Date: Wed, 28 Mar 2007 18:01:36 -0700

Jim, all

My dad used to work in the Sylvania Electric Products warehouse in Seattle. 
When I was a teenager (early 1960's) I worked with my dad in the summers. 
Two of the interesting things I did there were: 1. To let air into returned 
TV picture tubes in preparation for shipping.  There was a special wrench 
used the break off the center locating pin of the tube plug which revealed 
the glass seal.  Tapping the seal cracked it and you could hear the air go 
in.  Those tubes were shipped off to be refurbished but I don't know where. 

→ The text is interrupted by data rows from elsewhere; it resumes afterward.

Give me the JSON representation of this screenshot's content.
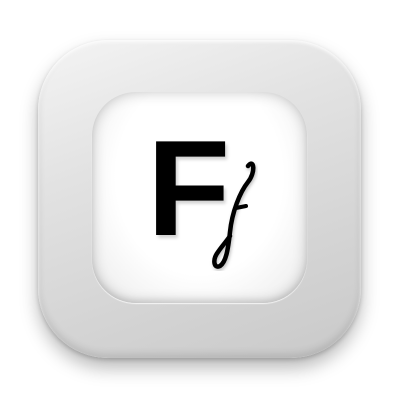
{
  "icon": {
    "name": "font-app-icon",
    "letter_upper": "F",
    "letter_lower": "f",
    "colors": {
      "frame": "#d9d9d9",
      "face": "#ffffff",
      "glyph": "#000000"
    }
  }
}
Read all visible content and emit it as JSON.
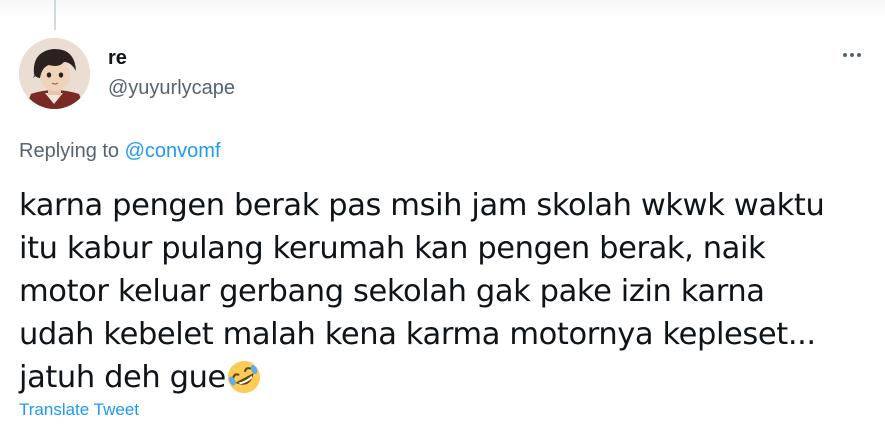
{
  "tweet": {
    "display_name": "re",
    "handle": "@yuyurlycape",
    "replying_prefix": "Replying to ",
    "replying_to": "@convomf",
    "text_lines": [
      "karna pengen berak pas msih jam skolah wkwk waktu",
      "itu kabur pulang kerumah kan pengen berak, naik",
      "motor keluar gerbang sekolah gak pake izin karna",
      "udah kebelet malah kena karma motornya kepleset...",
      "jatuh deh gue"
    ],
    "emoji": "rolling-on-the-floor-laughing-icon",
    "translate_label": "Translate Tweet"
  },
  "colors": {
    "text": "#0f1419",
    "secondary": "#536471",
    "link": "#1d9bf0",
    "thread_line": "#cfd9de"
  }
}
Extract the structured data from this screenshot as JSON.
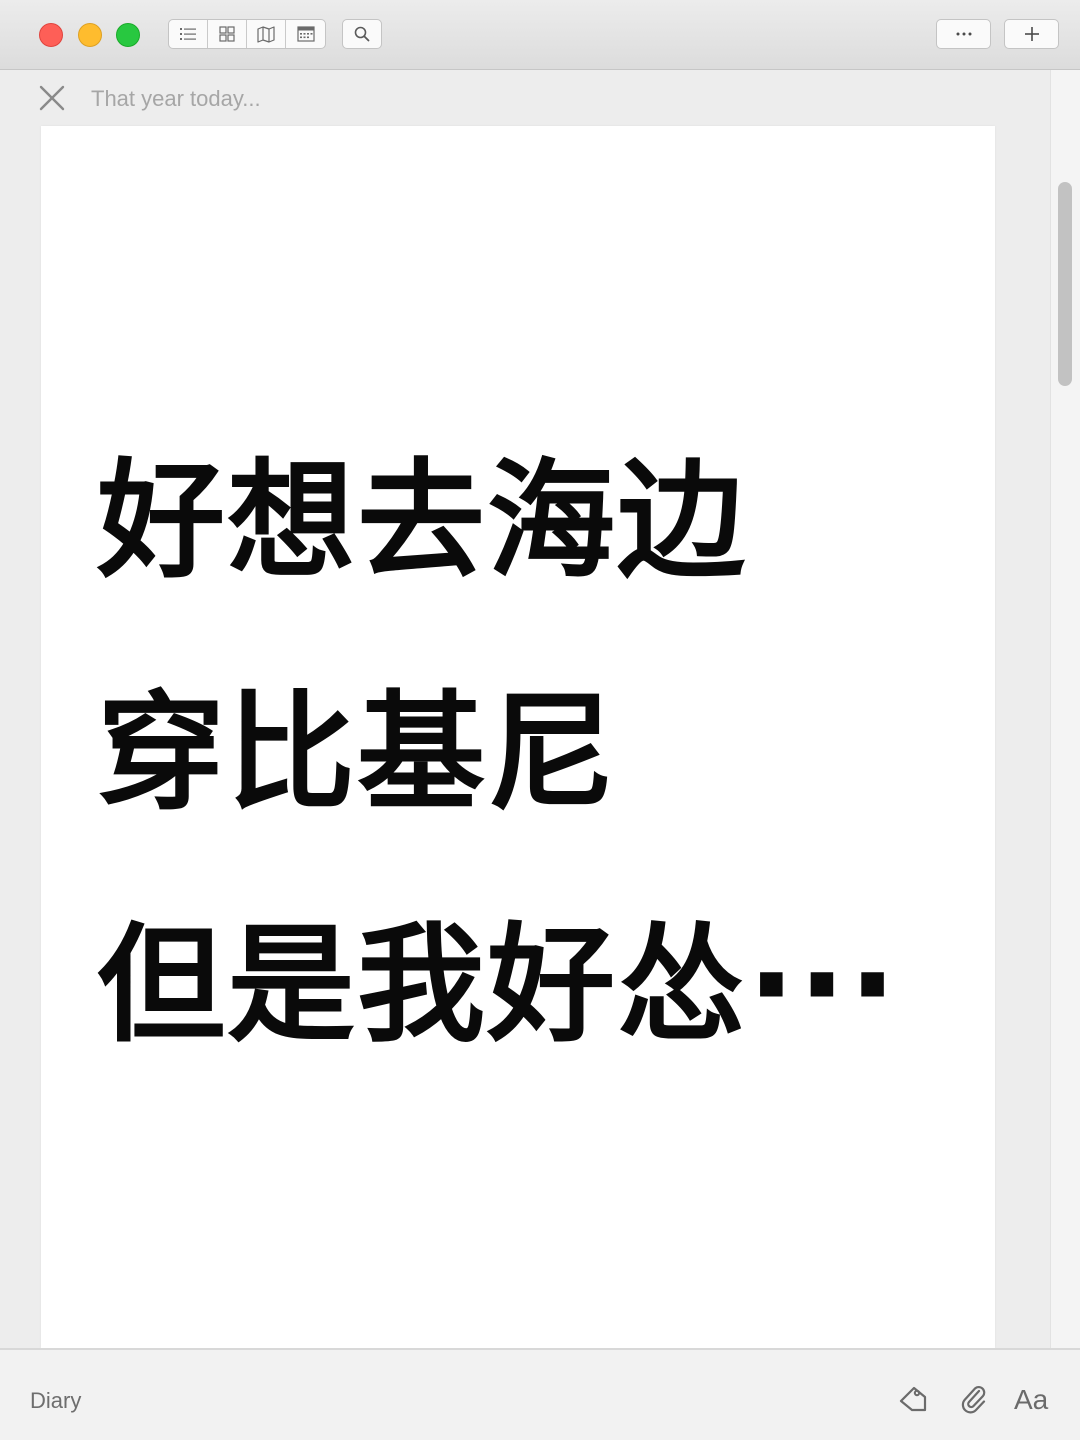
{
  "window": {
    "controls": [
      "close",
      "minimize",
      "zoom"
    ]
  },
  "toolbar": {
    "view_buttons": [
      {
        "name": "list-view",
        "icon": "list-icon"
      },
      {
        "name": "grid-view",
        "icon": "grid-icon"
      },
      {
        "name": "map-view",
        "icon": "map-icon"
      },
      {
        "name": "calendar-view",
        "icon": "calendar-icon"
      }
    ],
    "search_icon": "search-icon",
    "more_label": "···",
    "add_label": "+"
  },
  "entry": {
    "title": "That year today...",
    "lines": [
      "好想去海边",
      "穿比基尼",
      "但是我好怂···"
    ]
  },
  "footer": {
    "journal": "Diary",
    "tag_icon": "tag-icon",
    "attach_icon": "paperclip-icon",
    "font_label": "Aa"
  },
  "colors": {
    "traffic_close": "#fe5f57",
    "traffic_minimize": "#febc2e",
    "traffic_zoom": "#28c840",
    "window_bg": "#ededed",
    "page_bg": "#ffffff",
    "body_text": "#0a0a0a",
    "muted_text": "#a6a6a6"
  }
}
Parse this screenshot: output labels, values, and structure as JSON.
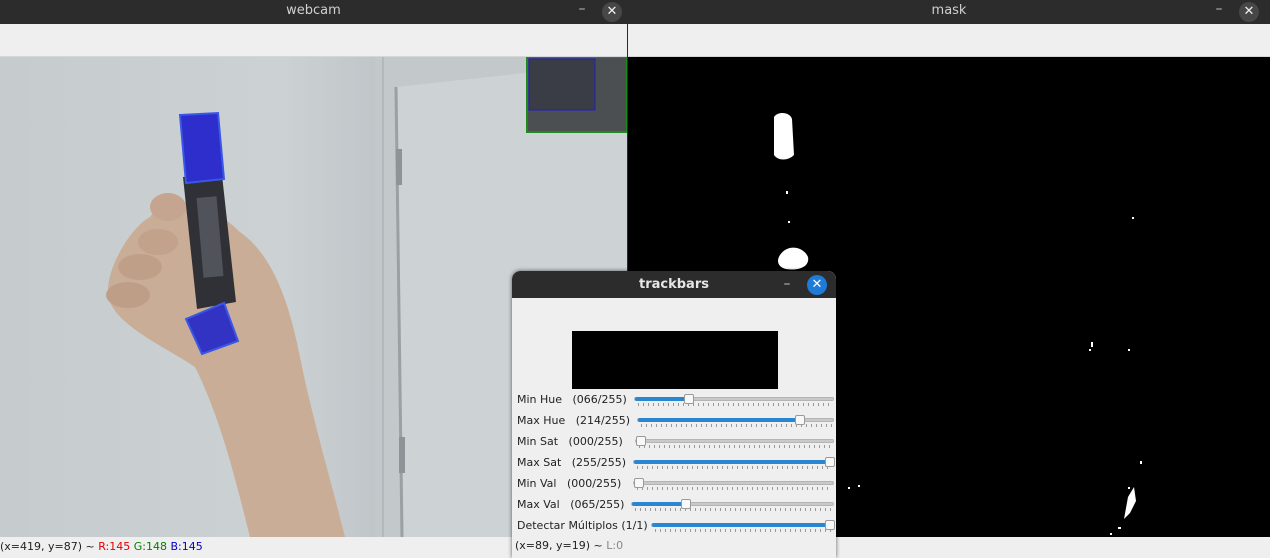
{
  "webcam": {
    "title": "webcam",
    "status": {
      "coords": "(x=419, y=87) ~",
      "r": "R:145",
      "g": "G:148",
      "b": "B:145",
      "r_color": "#e00000",
      "g_color": "#008000",
      "b_color": "#0000cc"
    }
  },
  "mask": {
    "title": "mask"
  },
  "trackbars": {
    "title": "trackbars",
    "rows": [
      {
        "label": "Min Hue   (066/255)",
        "fraction": 0.259
      },
      {
        "label": "Max Hue   (214/255)",
        "fraction": 0.839
      },
      {
        "label": "Min Sat   (000/255)",
        "fraction": 0.0
      },
      {
        "label": "Max Sat   (255/255)",
        "fraction": 1.0
      },
      {
        "label": "Min Val   (000/255)",
        "fraction": 0.0
      },
      {
        "label": "Max Val   (065/255)",
        "fraction": 0.255
      },
      {
        "label": "Detectar Múltiplos (1/1)",
        "fraction": 1.0
      }
    ],
    "status_coords": "(x=89, y=19) ~",
    "status_l": "L:0",
    "accent": "#2a86d1"
  },
  "window_buttons": {
    "minimize": "–",
    "close": "✕"
  }
}
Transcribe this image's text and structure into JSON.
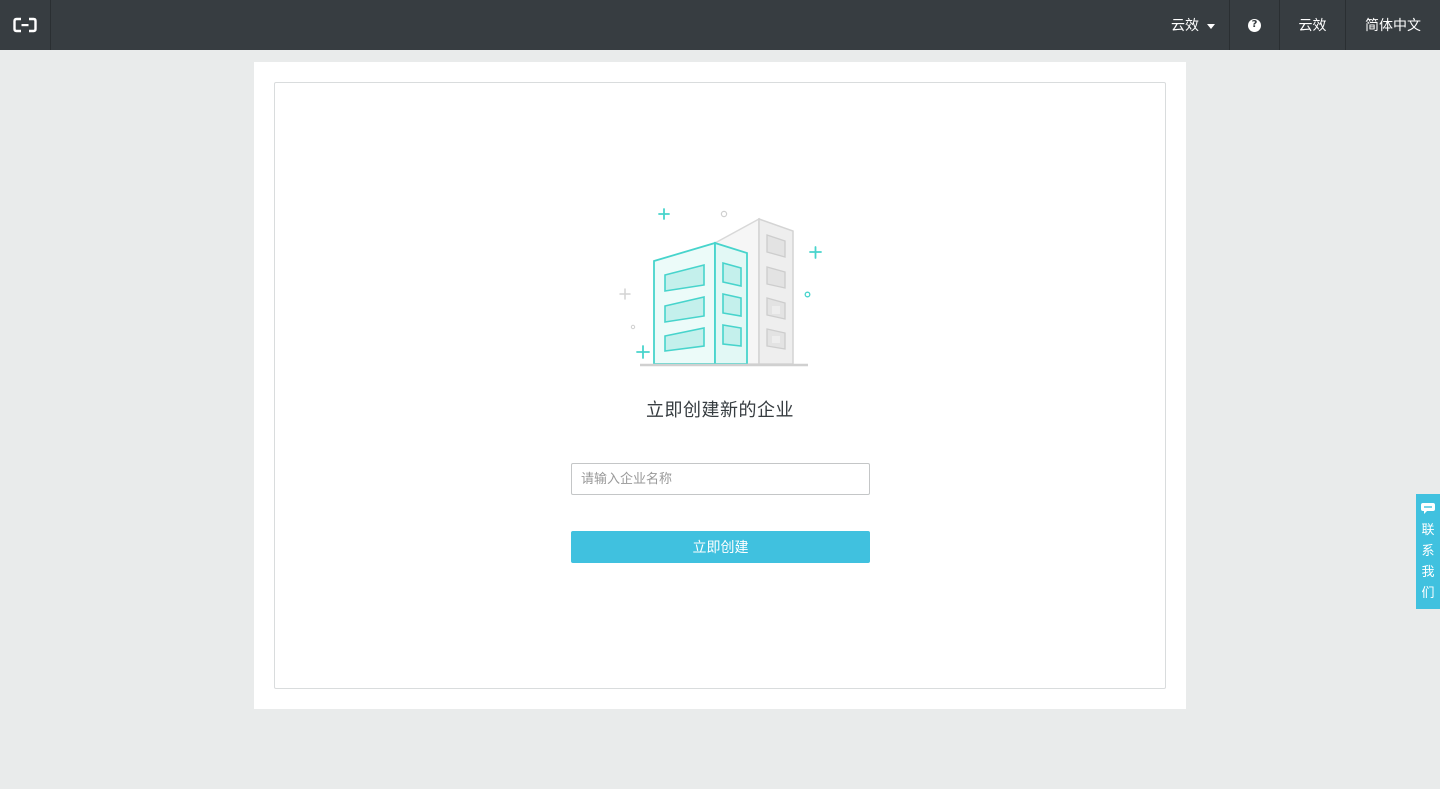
{
  "header": {
    "logo_icon": "aliyun-logo-icon",
    "product_menu_label": "云效",
    "help_icon": "question-circle-icon",
    "product_link": "云效",
    "language": "简体中文"
  },
  "main": {
    "illustration_icon": "building-icon",
    "headline": "立即创建新的企业",
    "name_input": {
      "value": "",
      "placeholder": "请输入企业名称"
    },
    "create_button_label": "立即创建"
  },
  "contact_tab": {
    "icon": "chat-bubble-icon",
    "label": "联系我们"
  },
  "colors": {
    "topbar": "#373d41",
    "background": "#e9ebeb",
    "accent": "#40c1df",
    "illustration_teal": "#47d4cc"
  }
}
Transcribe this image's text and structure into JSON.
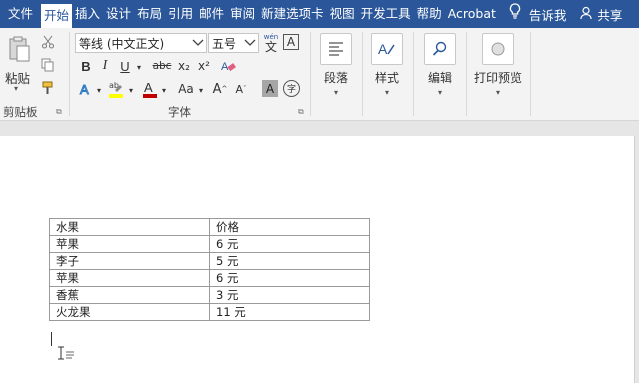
{
  "tabs": [
    "文件",
    "开始",
    "插入",
    "设计",
    "布局",
    "引用",
    "邮件",
    "审阅",
    "新建选项卡",
    "视图",
    "开发工具",
    "帮助",
    "Acrobat"
  ],
  "active_tab": "开始",
  "tell_me": "告诉我",
  "share": "共享",
  "clipboard": {
    "paste_label": "粘贴",
    "group_label": "剪贴板"
  },
  "font": {
    "name": "等线 (中文正文)",
    "size": "五号",
    "group_label": "字体",
    "bold": "B",
    "italic": "I",
    "underline": "U",
    "strike": "abc",
    "subscript": "x₂",
    "superscript": "x²",
    "phonetic": "wén",
    "phonetic_char": "文",
    "charborder": "A",
    "change_case": "Aa",
    "grow": "A",
    "shrink": "A",
    "shade": "A",
    "enclose": "字"
  },
  "paragraph": {
    "label": "段落"
  },
  "styles": {
    "label": "样式"
  },
  "editing": {
    "label": "编辑"
  },
  "print_preview": {
    "label": "打印预览"
  },
  "colors": {
    "accent": "#2b579a",
    "highlight": "#ffff00",
    "font_color": "#c00000"
  },
  "table": {
    "headers": [
      "水果",
      "价格"
    ],
    "rows": [
      [
        "苹果",
        "6 元"
      ],
      [
        "李子",
        "5 元"
      ],
      [
        "苹果",
        "6 元"
      ],
      [
        "香蕉",
        "3 元"
      ],
      [
        "火龙果",
        "11 元"
      ]
    ]
  }
}
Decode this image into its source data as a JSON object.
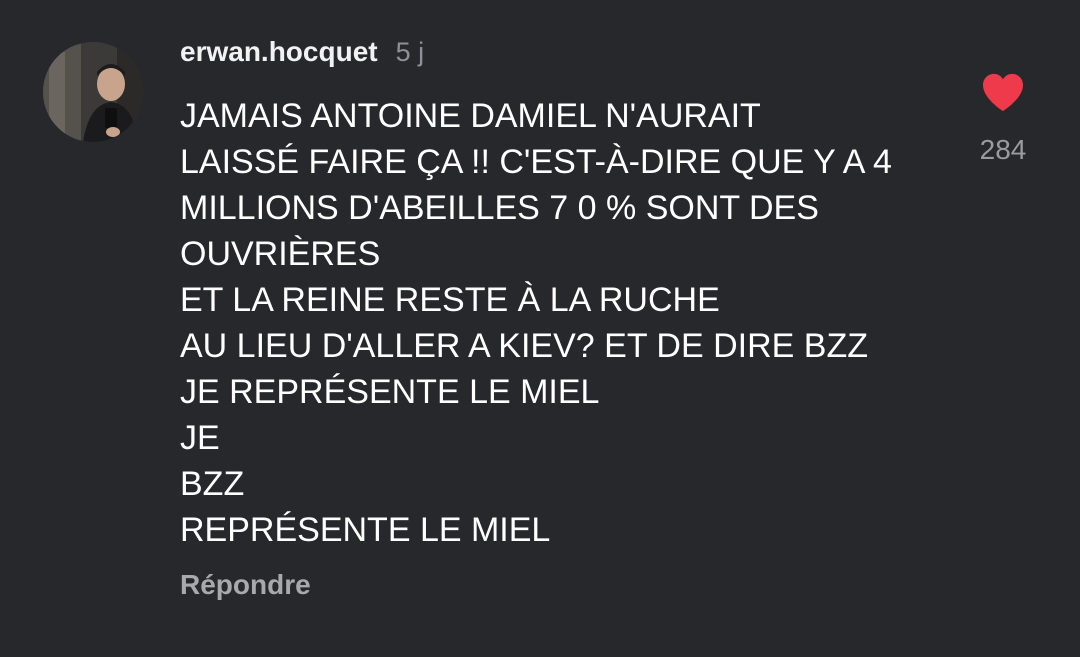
{
  "comment": {
    "username": "erwan.hocquet",
    "timestamp": "5 j",
    "lines": [
      "JAMAIS ANTOINE DAMIEL N'AURAIT",
      "LAISSÉ FAIRE ÇA !! C'EST-À-DIRE QUE Y A 4",
      "MILLIONS D'ABEILLES 7 0 % SONT DES",
      "OUVRIÈRES",
      "ET LA REINE RESTE À LA RUCHE",
      "AU LIEU D'ALLER A KIEV? ET DE DIRE BZZ",
      "JE REPRÉSENTE LE MIEL",
      "JE",
      "BZZ",
      "REPRÉSENTE LE MIEL"
    ],
    "reply_label": "Répondre",
    "like_count": "284",
    "like_icon": "heart-filled-icon",
    "liked": true
  },
  "colors": {
    "background": "#27282c",
    "heart": "#ee3a4a",
    "text": "#ffffff",
    "muted": "#8e9097"
  }
}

It was also interesting to me that the picture tube boxes had a "heavy 
corner which was always turned into the middle of a stack of boxes on a 
pallet.  made the stacks quite stable.  And 2. paste various other brand 
labels on Sylvania picture tubes and their boxes.  I remember specifically 
putting Sears and Zenith labels on.  I don't know if this is true, but I was 
told at the time that each CRT manufacturing company made certain types of 
tubes and these were rebranded for other companies when they used a tube of 
a type they didn't make in one of their products.